Ingredients for 1 servings:
- 250 g asparagus, white and/or green
- 25 g Parmesan, freshly grated
- 1 egg(s)
- Capers to taste
- 1 shallot(s)
- a few stalks of parsley, finely chopped
- salt and pepper
- some cooked ham (optional, but you can also do without it)
- 125g linguine
- ½ lemon(s)
- some butter
Instructions
Working time approx. 20 minutes; Cooking/baking time approx. 15 minutes; Total time approx. 35 minutes
fast and fresh
Bring the pasta water to a boil. Peel the asparagus thoroughly and cut into pieces; broken asparagus is also suitable. If you want ham with it, cut it relatively finely. Finely dice the shallot and sauté in the butter until translucent. Add the linguine to the boiling salted water and cook al dente according to the package instructions. Cook the asparagus in as little water as possible with a little salt for about 5 minutes until al dente. Whisk the Parmesan and egg until creamy.
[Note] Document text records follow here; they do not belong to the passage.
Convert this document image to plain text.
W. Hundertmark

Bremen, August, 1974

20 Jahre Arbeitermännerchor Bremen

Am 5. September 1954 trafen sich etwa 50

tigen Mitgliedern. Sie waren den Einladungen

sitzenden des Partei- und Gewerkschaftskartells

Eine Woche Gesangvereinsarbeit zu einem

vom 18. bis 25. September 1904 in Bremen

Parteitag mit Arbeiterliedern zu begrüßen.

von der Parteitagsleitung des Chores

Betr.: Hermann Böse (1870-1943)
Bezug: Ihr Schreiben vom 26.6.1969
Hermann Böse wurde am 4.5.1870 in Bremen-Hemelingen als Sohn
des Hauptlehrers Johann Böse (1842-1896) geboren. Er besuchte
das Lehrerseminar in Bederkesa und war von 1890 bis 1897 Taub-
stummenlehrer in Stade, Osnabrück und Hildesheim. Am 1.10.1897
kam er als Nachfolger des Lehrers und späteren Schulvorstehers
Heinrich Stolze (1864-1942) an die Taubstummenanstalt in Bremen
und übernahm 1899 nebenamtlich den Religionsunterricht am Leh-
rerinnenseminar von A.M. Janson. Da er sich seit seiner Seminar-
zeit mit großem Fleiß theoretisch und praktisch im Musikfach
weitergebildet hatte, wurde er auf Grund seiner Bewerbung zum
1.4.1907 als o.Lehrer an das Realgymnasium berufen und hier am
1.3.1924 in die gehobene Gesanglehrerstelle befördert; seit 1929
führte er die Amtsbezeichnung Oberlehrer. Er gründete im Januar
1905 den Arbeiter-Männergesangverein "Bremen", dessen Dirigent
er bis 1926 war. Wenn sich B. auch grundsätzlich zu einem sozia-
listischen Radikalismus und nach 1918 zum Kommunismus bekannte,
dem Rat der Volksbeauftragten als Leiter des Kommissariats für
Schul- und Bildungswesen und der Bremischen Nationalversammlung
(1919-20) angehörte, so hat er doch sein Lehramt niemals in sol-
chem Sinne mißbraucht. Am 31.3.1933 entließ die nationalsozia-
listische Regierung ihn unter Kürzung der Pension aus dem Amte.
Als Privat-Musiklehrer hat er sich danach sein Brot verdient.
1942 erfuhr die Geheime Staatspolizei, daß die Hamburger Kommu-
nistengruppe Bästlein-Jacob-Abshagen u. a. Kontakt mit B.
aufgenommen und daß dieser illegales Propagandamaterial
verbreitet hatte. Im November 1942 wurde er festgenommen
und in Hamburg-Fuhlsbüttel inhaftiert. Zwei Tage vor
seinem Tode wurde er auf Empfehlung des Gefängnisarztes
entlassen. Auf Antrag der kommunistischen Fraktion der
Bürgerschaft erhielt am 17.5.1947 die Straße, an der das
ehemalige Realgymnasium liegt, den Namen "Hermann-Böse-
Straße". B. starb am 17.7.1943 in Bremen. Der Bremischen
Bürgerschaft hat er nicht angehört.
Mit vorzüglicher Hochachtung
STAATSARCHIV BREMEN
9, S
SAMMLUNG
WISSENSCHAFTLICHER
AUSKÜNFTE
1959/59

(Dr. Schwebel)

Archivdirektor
I base the amount of Parmesan on the desired consistency—so it’s best to start with less Parmesan. Zest and juice the lemon. Drain the asparagus and linguine. You can leave one or two tablespoons of the cooking water in the pot. Add the asparagus and pasta to the pot and add the butter, shallots, lemon juice, and lemon zest, along with the capers, ham, and parsley. Stir once. The pasta should no longer be boiling hot. Finally, stir in the egg and Parmesan mixture, serve immediately and sprinkle with parsley.